Plaintiff-employee Gary Ross (“Ross”) argued that the defendant-employer, May Company d/b/a Marshall Field’s and Company (“Marshall Field’s”), breached his employment contract when it wrongfully terminated him from the job he held for almost 40 years by failing to discharge him in accordance with certain terms set forth in Marshall Field’s 1968 employee handbook.
In this case, the trial court determined that the promissory language set forth in the 1968 employee handbook issued to Ross, together with oral assurances of job security by Marshall Field’s agent, created an employment contract between Ross and Marshall Field’s, thereby altering Ross’s prior at-will status and binding Marshall Field’s to certain procedures before it could terminate his employment. (If Ross was an at-will employee, he would be deemed to have assented to a unilateral modification of the terms and conditions of his employment by Marshall Field’s if he continued his employment following the issuance of a later handbook.
Marshall Field’s maintained that disclaimers set forth in employee handbooks issued to Ross in the late 1980s, together with new benefits, modified Ross’s 1968 employment contract, converting him to an at-will employee, and, thus, they were not obligated to follow the termination procedure set forth in the 1968 employee handbook. The new benefits consisted of paid personal days, short, and long-term disability, an insurance reimbursement plan, and a supplemental retirement savings plan. Ross accepted the new benefits and enrolled in the new long-term disability plan and in the enhanced supplemental retirement savings plan.

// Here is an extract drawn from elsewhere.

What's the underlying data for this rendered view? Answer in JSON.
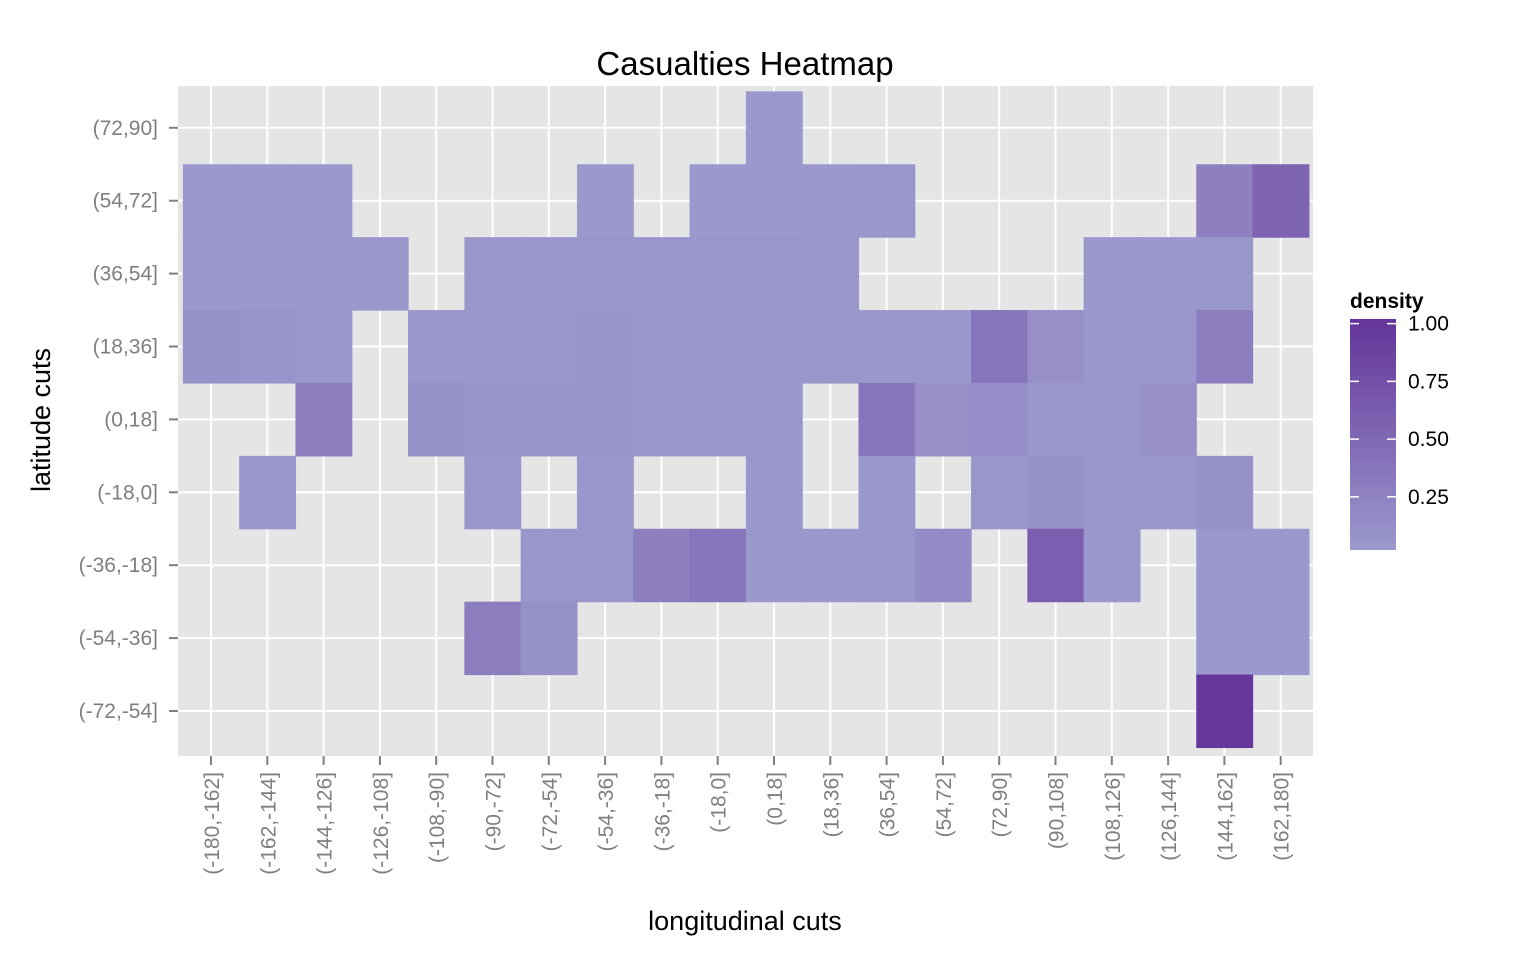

Ross countered that the disclaimers in the 1980 handbook did not modify his employment status because they were not supported by consideration. Ross acknowledged that he received a benefit from the enhanced pension and other new benefits; however, he maintained that such benefits from Marshall Field’s did not serve as consideration supporting the unilateral modification of his employment contract because they were offered to all eligible employees and there was never any bargained-for exchange between him and Marshall Field’s in which he agreed to modify or terminate his prior contract rights in exchange for the benefits.
The Appellate Court in this case agreed with Ross and concluded the disclaimers in revised handbooks issued after 1968 did not modify Ross’s employment contract because he received no consideration. The court stated that, in the employer-employee context, “consideration will be found when an employer and its employees make a bargained-for exchange to support [the employees’] relinquishment of the protections they were entitled to under the existing contract.
”Here, Marshall Field’s did not contend that it bargained for Ross to modify his employment status and become an at-will employee. In this case, there was no bargained-for exchange, nor did Marshall Field’s make any promises in exchange for Ross’s agreement to relinquish his contractual rights with respect to the new benefits. The additional benefits, which were offered in 1990, were in no way related to, bargained for, or referenced to any preexisting contractual rights; the benefits were offered to all eligible employees whether or not they possessed contractual rights.
Thus, Marshall Field’s acted unilaterally when it offered the additional benefits to its employees. Accordingly, no consideration flowed from Marshall Field’s to Ross to compensate him for relinquishing the protections he enjoyed under the 1968 employee handbook.